While many international operators view African markets as their next major growth drivers, many believe they should first consider the human cost of their profits.
Readers are encouraged to read this in-depth and well researched article in full, to better understand the impact gambling companies are having across the African continent.
Taking the plunge
Moving back to the UK now, as ITV News reported this week on a Belfast woman who found cold water swimming to be “the key to her recovery” from gambling addiction.
Sarah Boyd began playing online slots after being tempted by generous introductory bonuses, but quickly found her level of spending increased from just £20 per month to her entire monthly salary.
“When I look back, I can never see the line of difference of where that crossed over and I think that is what’s so dangerous about online slots. Maybe it is just starting as a hobby but it’s very hard to tell the difference of when it changes from a hobby into an addiction,” she said.
Gambling addiction soon began to exacerbate existing mental health challenges for Sarah, including anxiety and depression, and she even attempted twice to take her own life as a result.“I felt very, very alone and hopeless… and when I came here to do cold water swimming it was so refreshing,” she said.
Now, the cold water is helping to wash away her struggles with mental health, she suggests, and she is determined to spread greater awareness around the dangers of online gambling.
She also hopes to encourage anyone struggling with addiction to take the plunge into cold water and see if it can help them too.
That’s certainly one way of putting the freeze on an out-of-control gambling habit.
DraftKings looking for targets?
A quick foray into M&A now, as the Financial Times reports that DraftKings held early-stage talks with 888 shareholders over a possible takeover last summer.
The FT suggested that the talks were “a sign of the increasing dominance of US operators in the betting industry, and how their financial firepower may yet drive a further wave of consolidation in the sector.”
Apparently, DraftKings CEO Jason Robins had spoken to Kenny Alexander-led consortium FS Gaming last June and July, about making a possible all-stock offer to take over 888 and its subsidiaries.
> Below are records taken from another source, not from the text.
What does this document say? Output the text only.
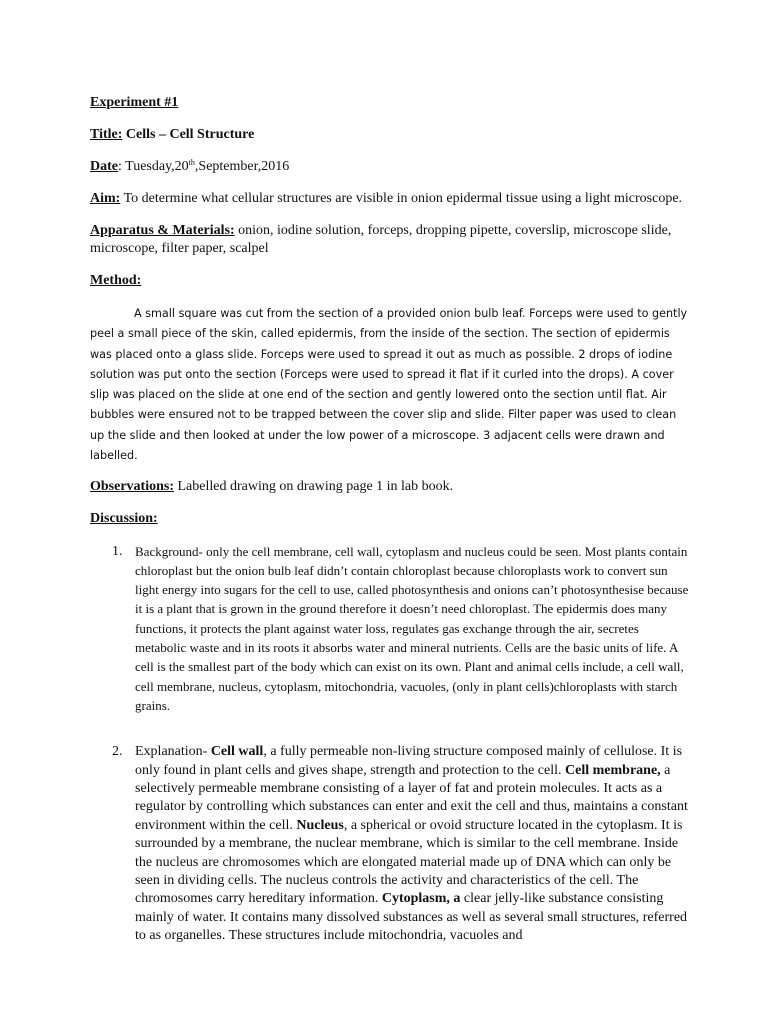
Experiment #1

Title: Cells – Cell Structure

Date: Tuesday,20th,September,2016

Aim: To determine what cellular structures are visible in onion epidermal tissue using a light microscope.

Apparatus & Materials: onion, iodine solution, forceps, dropping pipette, coverslip, microscope slide, microscope, filter paper, scalpel

Method:

A small square was cut from the section of a provided onion bulb leaf. Forceps were used to gently peel a small piece of the skin, called epidermis, from the inside of the section. The section of epidermis was placed onto a glass slide. Forceps were used to spread it out as much as possible. 2 drops of iodine solution was put onto the section (Forceps were used to spread it flat if it curled into the drops). A cover slip was placed on the slide at one end of the section and gently lowered onto the section until flat. Air bubbles were ensured not to be trapped between the cover slip and slide. Filter paper was used to clean up the slide and then looked at under the low power of a microscope. 3 adjacent cells were drawn and labelled.

Observations: Labelled drawing on drawing page 1 in lab book.

Discussion:

1. Background- only the cell membrane, cell wall, cytoplasm and nucleus could be seen. Most plants contain chloroplast but the onion bulb leaf didn’t contain chloroplast because chloroplasts work to convert sun light energy into sugars for the cell to use, called photosynthesis and onions can’t photosynthesise because it is a plant that is grown in the ground therefore it doesn’t need chloroplast. The epidermis does many functions, it protects the plant against water loss, regulates gas exchange through the air, secretes metabolic waste and in its roots it absorbs water and mineral nutrients. Cells are the basic units of life. A cell is the smallest part of the body which can exist on its own. Plant and animal cells include, a cell wall, cell membrane, nucleus, cytoplasm, mitochondria, vacuoles, (only in plant cells)chloroplasts with starch grains.

2. Explanation- Cell wall, a fully permeable non-living structure composed mainly of cellulose. It is only found in plant cells and gives shape, strength and protection to the cell. Cell membrane, a selectively permeable membrane consisting of a layer of fat and protein molecules. It acts as a regulator by controlling which substances can enter and exit the cell and thus, maintains a constant environment within the cell. Nucleus, a spherical or ovoid structure located in the cytoplasm. It is surrounded by a membrane, the nuclear membrane, which is similar to the cell membrane. Inside the nucleus are chromosomes which are elongated material made up of DNA which can only be seen in dividing cells. The nucleus controls the activity and characteristics of the cell. The chromosomes carry hereditary information. Cytoplasm, a clear jelly-like substance consisting mainly of water. It contains many dissolved substances as well as several small structures, referred to as organelles. These structures include mitochondria, vacuoles and
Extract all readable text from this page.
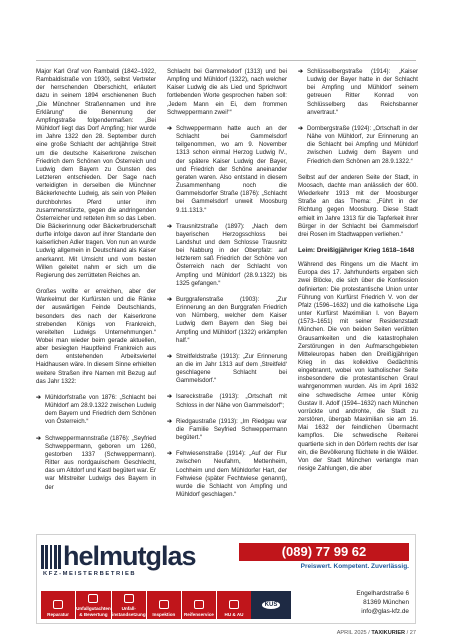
Major Karl Graf von Rambaldi (1842–1922, Rambaldistraße von 1930), selbst Vertreter der herrschenden Oberschicht, erläutert dazu in seinem 1894 erschienenen Buch „Die Münchner Straßennamen und ihre Erklärung“ die Benennung der Ampfingstraße folgendermaßen: „Bei Mühldorf liegt das Dorf Ampfing; hier wurde im Jahre 1322 den 28. September durch eine große Schlacht der achtjährige Streit um die deutsche Kaiserkrone zwischen Friedrich dem Schönen von Österreich und Ludwig dem Bayern zu Gunsten des Letzteren entschieden. Der Sage nach verteidigten in derselben die Münchner Bäckerknechte Ludwig, als sein von Pfeilen durchbohrtes Pferd unter ihm zusammenstürzte, gegen die andringenden Österreicher und retteten ihm so das Leben. Die Bäckerinnung oder Bäckerbruderschaft durfte infolge davon auf ihrer Standarte den kaiserlichen Adler tragen. Von nun an wurde Ludwig allgemein in Deutschland als Kaiser anerkannt. Mit Umsicht und vom besten Willen geleitet nahm er sich um die Regierung des zerrütteten Reiches an.

Großes wollte er erreichen, aber der Wankelmut der Kurfürsten und die Ränke der auswärtigen Feinde Deutschlands, besonders des nach der Kaiserkrone strebenden Königs von Frankreich, vereitelten Ludwigs Unternehmungen.“ Wobei man wieder beim gerade aktuellen, aber besiegten Hauptfeind Frankreich aus dem entstehenden Arbeitsviertel Haidhausen wäre. In diesem Sinne erhielten weitere Straßen ihre Namen mit Bezug auf das Jahr 1322:

➔ Mühldorfstraße von 1876: „Schlacht bei Mühldorf am 28.9.1322 zwischen Ludwig dem Bayern und Friedrich dem Schönen von Österreich.“
➔ Schweppermannstraße (1876): „Seyfried Schweppermann, geboren um 1260, gestorben 1337 (Schweppermann). Ritter aus nordgauischem Geschlecht, das um Altdorf und Kastl begütert war. Er war Mitstreiter Ludwigs des Bayern in der

Schlacht bei Gammelsdorf (1313) und bei Ampfing und Mühldorf (1322), nach welcher Kaiser Ludwig die als Lied und Sprichwort fortlebenden Worte gesprochen haben soll: ‚Jedem Mann ein Ei, dem frommen Schweppermann zwei!‘“

➔ Schweppermann hatte auch an der Schlacht bei Gammelsdorf teilgenommen, wo am 9. November 1313 schon einmal Herzog Ludwig IV., der spätere Kaiser Ludwig der Bayer, und Friedrich der Schöne aneinander geraten waren. Also entstand in diesem Zusammenhang noch die Gammelsdorfer Straße (1876): „Schlacht bei Gammelsdorf unweit Moosburg 9.11.1313.“
➔ Trausnitzstraße (1897): „Nach dem bayerischen Herzogsschloss bei Landshut und dem Schlosse Trausnitz bei Nabburg in der Oberpfalz: auf letzterem saß Friedrich der Schöne von Österreich nach der Schlacht von Ampfing und Mühldorf (28.9.1322) bis 1325 gefangen.“
➔ Burggrafenstraße (1903): „Zur Erinnerung an den Burggrafen Friedrich von Nürnberg, welcher dem Kaiser Ludwig dem Bayern den Sieg bei Ampfing und Mühldorf (1322) erkämpfen half.“
➔ Streitfeldstraße (1913): „Zur Erinnerung an die im Jahr 1313 auf dem ‚Streitfeld‘ geschlagene Schlacht bei Gammelsdorf.“
➔ Isareckstraße (1913): „Ortschaft mit Schloss in der Nähe von Gammelsdorf“;
➔ Riedgaustraße (1913): „Im Riedgau war die Familie Seyfried Schweppermann begütert.“
➔ Fehwiesenstraße (1914): „Auf der Flur zwischen Neufahrn, Mettenheim, Lochheim und dem Mühldorfer Hart, der Fehwiese (später Fechtwiese genannt), wurde die Schlacht von Ampfing und Mühldorf geschlagen.“
➔ Schlüsselbergstraße (1914): „Kaiser Ludwig der Bayer hatte in der Schlacht bei Ampfing und Mühldorf seinem getreuen Ritter Konrad von Schlüsselberg das Reichsbanner anvertraut.“
➔ Dornbergstraße (1924): „Ortschaft in der Nähe von Mühldorf, zur Erinnerung an die Schlacht bei Ampfing und Mühldorf zwischen Ludwig dem Bayern und Friedrich dem Schönen am 28.9.1322.“

Selbst auf der anderen Seite der Stadt, in Moosach, dachte man anlässlich der 600. Wiederkehr 1913 mit der Moosburger Straße an das Thema: „Führt in der Richtung gegen Moosburg. Diese Stadt erhielt im Jahre 1313 für die Tapferkeit ihrer Bürger in der Schlacht bei Gammelsdorf drei Rosen im Stadtwappen verliehen.“

Leim: Dreißigjähriger Krieg 1618–1648

Während des Ringens um die Macht im Europa des 17. Jahrhunderts ergaben sich zwei Blöcke, die sich über die Konfession definierten: Die protestantische Union unter Führung von Kurfürst Friedrich V. von der Pfalz (1596–1632) und die katholische Liga unter Kurfürst Maximilian I. von Bayern (1573–1651) mit seiner Residenzstadt München. Die von beiden Seiten verübten Grausamkeiten und die katastrophalen Zerstörungen in den Aufmarschgebieten Mitteleuropas haben den Dreißigjährigen Krieg in das kollektive Gedächtnis eingebrannt, wobei von katholischer Seite insbesondere die protestantischen Graul wahrgenommen wurden. Als im April 1632 eine schwedische Armee unter König Gustav II. Adolf (1594–1632) nach München vorrückte und androhte, die Stadt zu zerstören, übergab Maximilian sie am 16. Mai 1632 der feindlichen Übermacht kampflos. Die schwedische Reiterei quartierte sich in den Dörfern rechts der Isar ein, die Bevölkerung flüchtete in die Wälder. Von der Stadt München verlangte man riesige Zahlungen, die aber

helmutglas
KFZ-MEISTERBETRIEB
(089) 77 99 62
Preiswert. Kompetent. Zuverlässig.
Reparatur
Unfallgutachten & Bewertung
Unfall-instandsetzung Inspektion Reifenservice HU & AU
KÜS
Engelhardstraße 6
81369 München
info@glas-kfz.de
APRIL 2025 / TAXIKURIER / 27
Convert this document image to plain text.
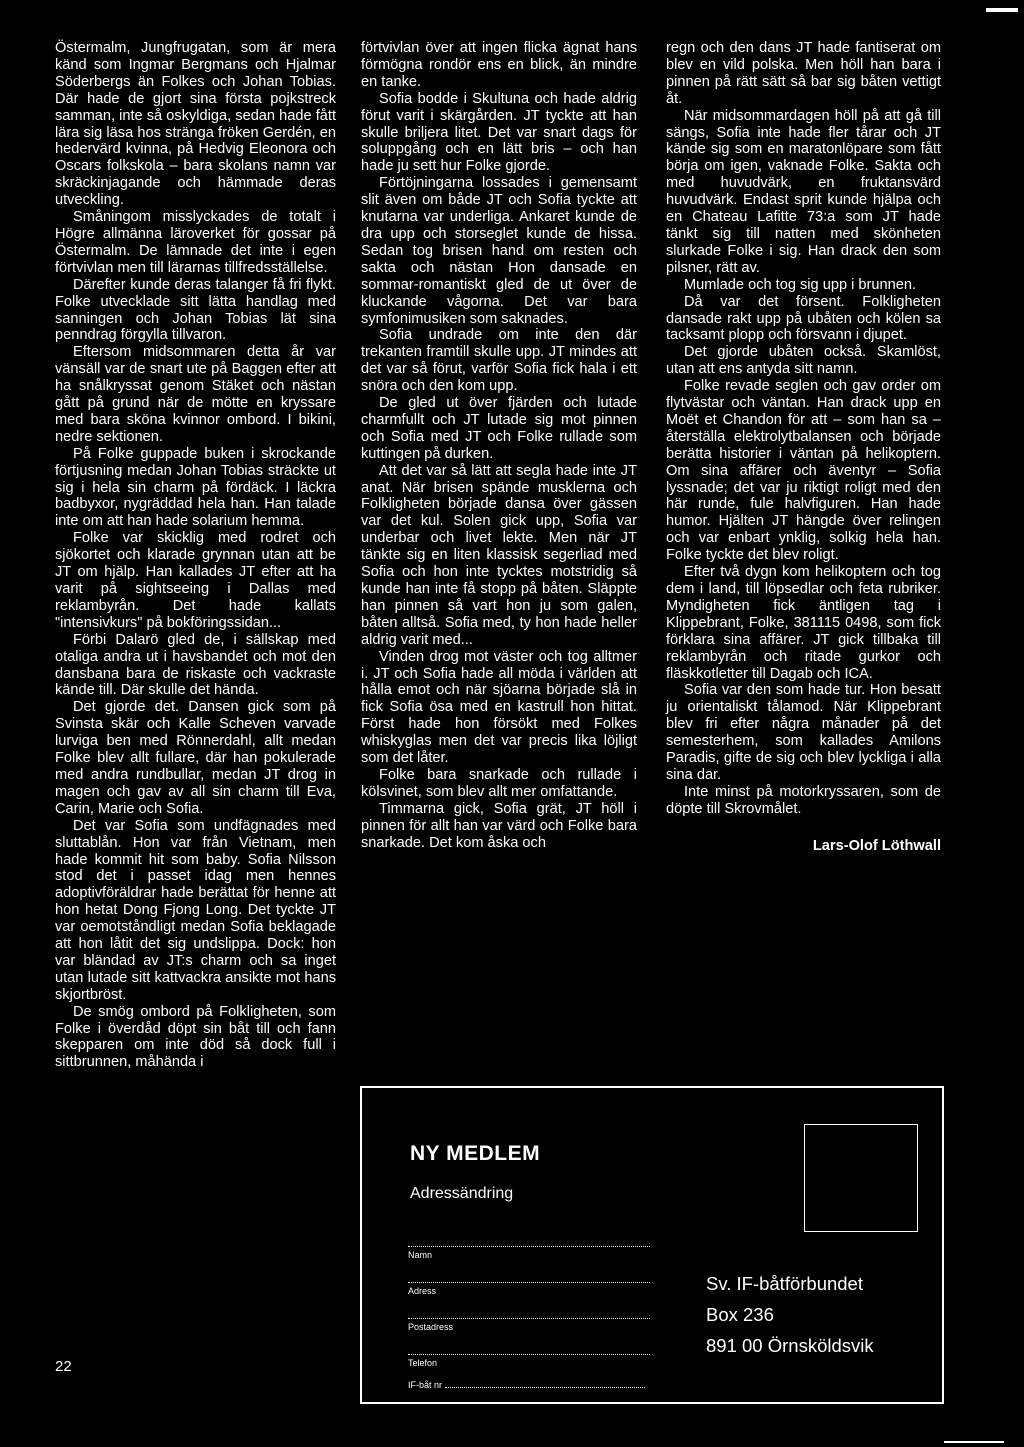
Östermalm, Jungfrugatan, som är mera känd som Ingmar Bergmans och Hjalmar Söderbergs än Folkes och Johan Tobias. Där hade de gjort sina första pojkstreck samman, inte så oskyldiga, sedan hade fått lära sig läsa hos stränga fröken Gerdén, en hedervärd kvinna, på Hedvig Eleonora och Oscars folkskola – bara skolans namn var skräckinjagande och hämmade deras utveckling.

Småningom misslyckades de totalt i Högre allmänna läroverket för gossar på Östermalm. De lämnade det inte i egen förtvivlan men till lärarnas tillfredsställelse.

Därefter kunde deras talanger få fri flykt. Folke utvecklade sitt lätta handlag med sanningen och Johan Tobias lät sina penndrag förgylla tillvaron.

Eftersom midsommaren detta år var vänsäll var de snart ute på Baggen efter att ha snålkryssat genom Stäket och nästan gått på grund när de mötte en kryssare med bara sköna kvinnor ombord. I bikini, nedre sektionen.

På Folke guppade buken i skrockande förtjusning medan Johan Tobias sträckte ut sig i hela sin charm på fördäck. I läckra badbyxor, nygräddad hela han. Han talade inte om att han hade solarium hemma.

Folke var skicklig med rodret och sjökortet och klarade grynnan utan att be JT om hjälp. Han kallades JT efter att ha varit på sightseeing i Dallas med reklambyrån. Det hade kallats "intensivkurs" på bokföringssidan...

Förbi Dalarö gled de, i sällskap med otaliga andra ut i havsbandet och mot den dansbana bara de riskaste och vackraste kände till. Där skulle det hända.

Det gjorde det. Dansen gick som på Svinsta skär och Kalle Scheven varvade lurviga ben med Rönnerdahl, allt medan Folke blev allt fullare, där han pokulerade med andra rundbullar, medan JT drog in magen och gav av all sin charm till Eva, Carin, Marie och Sofia.

Det var Sofia som undfägnades med sluttablån. Hon var från Vietnam, men hade kommit hit som baby. Sofia Nilsson stod det i passet idag men hennes adoptivföräldrar hade berättat för henne att hon hetat Dong Fjong Long. Det tyckte JT var oemotståndligt medan Sofia beklagade att hon låtit det sig undslippa. Dock: hon var bländad av JT:s charm och sa inget utan lutade sitt kattvackra ansikte mot hans skjortbröst.

De smög ombord på Folkligheten, som Folke i överdåd döpt sin båt till och fann skepparen om inte död så dock full i sittbrunnen, måhända i

förtvivlan över att ingen flicka ägnat hans förmögna rondör ens en blick, än mindre en tanke.

Sofia bodde i Skultuna och hade aldrig förut varit i skärgården. JT tyckte att han skulle briljera litet. Det var snart dags för soluppgång och en lätt bris – och han hade ju sett hur Folke gjorde.

Förtöjningarna lossades i gemensamt slit även om både JT och Sofia tyckte att knutarna var underliga. Ankaret kunde de dra upp och storseglet kunde de hissa. Sedan tog brisen hand om resten och sakta och nästan Hon dansade en sommar-romantiskt gled de ut över de kluckande vågorna. Det var bara symfonimusiken som saknades.

Sofia undrade om inte den där trekanten framtill skulle upp. JT mindes att det var så förut, varför Sofia fick hala i ett snöra och den kom upp.

De gled ut över fjärden och lutade charmfullt och JT lutade sig mot pinnen och Sofia med JT och Folke rullade som kuttingen på durken.

Att det var så lätt att segla hade inte JT anat. När brisen spände musklerna och Folkligheten började dansa över gässen var det kul. Solen gick upp, Sofia var underbar och livet lekte. Men när JT tänkte sig en liten klassisk segerliad med Sofia och hon inte tycktes motstridig så kunde han inte få stopp på båten. Släppte han pinnen så vart hon ju som galen, båten alltså. Sofia med, ty hon hade heller aldrig varit med...

Vinden drog mot väster och tog alltmer i. JT och Sofia hade all möda i världen att hålla emot och när sjöarna började slå in fick Sofia ösa med en kastrull hon hittat. Först hade hon försökt med Folkes whiskyglas men det var precis lika löjligt som det låter.

Folke bara snarkade och rullade i kölsvinet, som blev allt mer omfattande.

Timmarna gick, Sofia grät, JT höll i pinnen för allt han var värd och Folke bara snarkade. Det kom åska och

regn och den dans JT hade fantiserat om blev en vild polska. Men höll han bara i pinnen på rätt sätt så bar sig båten vettigt åt.

När midsommardagen höll på att gå till sängs, Sofia inte hade fler tårar och JT kände sig som en maratonlöpare som fått börja om igen, vaknade Folke. Sakta och med huvudvärk, en fruktansvärd huvudvärk. Endast sprit kunde hjälpa och en Chateau Lafitte 73:a som JT hade tänkt sig till natten med skönheten slurkade Folke i sig. Han drack den som pilsner, rätt av.

Mumlade och tog sig upp i brunnen.

Då var det försent. Folkligheten dansade rakt upp på ubåten och kölen sa tacksamt plopp och försvann i djupet.

Det gjorde ubåten också. Skamlöst, utan att ens antyda sitt namn.

Folke revade seglen och gav order om flytvästar och väntan. Han drack upp en Moët et Chandon för att – som han sa – återställa elektrolytbalansen och började berätta historier i väntan på helikoptern. Om sina affärer och äventyr – Sofia lyssnade; det var ju riktigt roligt med den här runde, fule halvfiguren. Han hade humor. Hjälten JT hängde över relingen och var enbart ynklig, solkig hela han. Folke tyckte det blev roligt.

Efter två dygn kom helikoptern och tog dem i land, till löpsedlar och feta rubriker. Myndigheten fick äntligen tag i Klippebrant, Folke, 381115 0498, som fick förklara sina affärer. JT gick tillbaka till reklambyrån och ritade gurkor och fläskkotletter till Dagab och ICA.

Sofia var den som hade tur. Hon besatt ju orientaliskt tålamod. När Klippebrant blev fri efter några månader på det semesterhem, som kallades Amilons Paradis, gifte de sig och blev lyckliga i alla sina dar.

Inte minst på motorkryssaren, som de döpte till Skrovmålet.

Lars-Olof Löthwall

22
NY MEDLEM
Adressändring
Namn
Adress
Postadress
Telefon
IF-båt nr
Sv. IF-båtförbundet
Box 236
891 00 Örnsköldsvik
At the time, FS Gaming was a top-five 888 shareholder, and the FT suggests that DraftKings’ interest in acquiring 888 “underlines the expansion ambitions of US betting operators.”
According to the article, DraftKings walked away from the talks after the Gambling Commission revealed it had placed 888’s licence under review.
In addition to that, 888’s £1.7bn debt pile represented another major hurdle to be overcome in any potential acquisition talks.
Following the publication of its Q3 results last week, DraftKings CEO Robins declined to comment on any discussions of a takeover.
“888 is one we’re aware of, we’ve certainly watched it over the years, I know there’s been quite a twisty, turny story,” he said, adding “I don’t even think 888 is up for sale at this point.”
And, in response to a FT request for comment on the matter, DraftKings said it was “focused on the massive US opportunity in front of us.”
A top-10 888 shareholder told the paper, however, that they would have taken an all-stock DraftKings acquisition offer “very seriously.”
While this particular deal may have fallen through, it does suggest DraftKings could have at least one eye outside the US market.